Patients in the Phase 1/2 clinical trial had some of the toughest cases that progressed after treatment with at least three different therapies, according to Ajai Chari, director of clinical research in the multiple myeloma program at Mount Sinai and an investigator in the study. Despite that, treatment with the J&J drug, talquetamab, led to response rates of up to 74%.
From the healthcare business front, Fierce Healthcare tells us
Operating margins for the three largest for-profit hospital chains exceeded pre-pandemic levels in the third quarter, according to a new analysis that comes as hospital lobbies are pushing for financial relief from Congress.

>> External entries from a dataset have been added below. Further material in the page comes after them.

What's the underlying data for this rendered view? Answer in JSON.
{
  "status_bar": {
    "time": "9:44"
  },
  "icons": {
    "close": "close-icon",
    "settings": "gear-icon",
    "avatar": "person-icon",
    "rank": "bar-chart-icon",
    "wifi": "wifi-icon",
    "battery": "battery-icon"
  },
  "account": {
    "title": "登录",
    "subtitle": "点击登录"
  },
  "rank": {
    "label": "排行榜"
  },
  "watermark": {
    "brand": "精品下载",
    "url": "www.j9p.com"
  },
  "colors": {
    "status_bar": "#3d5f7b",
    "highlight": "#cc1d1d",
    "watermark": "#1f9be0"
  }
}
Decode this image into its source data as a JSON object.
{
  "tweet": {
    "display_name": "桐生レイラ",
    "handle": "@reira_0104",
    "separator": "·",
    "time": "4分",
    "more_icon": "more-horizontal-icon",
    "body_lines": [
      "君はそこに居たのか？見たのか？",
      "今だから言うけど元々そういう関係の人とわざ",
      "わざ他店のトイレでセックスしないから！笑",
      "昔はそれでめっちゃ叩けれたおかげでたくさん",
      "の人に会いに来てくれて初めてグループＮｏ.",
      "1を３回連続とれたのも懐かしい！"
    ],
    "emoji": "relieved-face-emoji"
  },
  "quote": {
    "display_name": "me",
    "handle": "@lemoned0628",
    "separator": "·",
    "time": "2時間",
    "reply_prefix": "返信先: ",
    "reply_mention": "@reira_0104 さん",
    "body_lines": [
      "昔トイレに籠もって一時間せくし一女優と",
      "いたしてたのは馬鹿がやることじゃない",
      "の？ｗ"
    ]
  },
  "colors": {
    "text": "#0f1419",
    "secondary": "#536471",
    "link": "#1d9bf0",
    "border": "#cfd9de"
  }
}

The analysis, released Monday by the Kaiser Family Foundation, looked at the latest financial performance for large hospital chains HCA Healthcare, Tenet Healthcare and Community Health Systems. * * *
Kaiser’s analysis comes a day after The Wall Street Journal published a report that showed hospitals received billions of dollars in aid, with some going to profitable systems that didn’t need it. Part of the problem was a mismatch in the federal government’s allocation of the $175 billion Provider Relief Fund passed by Congress at the onset of the pandemic in early 2020, the report said.
From the tidbits department, the FEHBlog learned at the ABA Washington Health Law Summit today
The third Texas Medical Association case filed November 30 and pending before District Judge Kernodle concerns the manner in which the qualifying payment amount is calculated – a new issue which nevertheless could have been joined to the second lawsuit. Go figure.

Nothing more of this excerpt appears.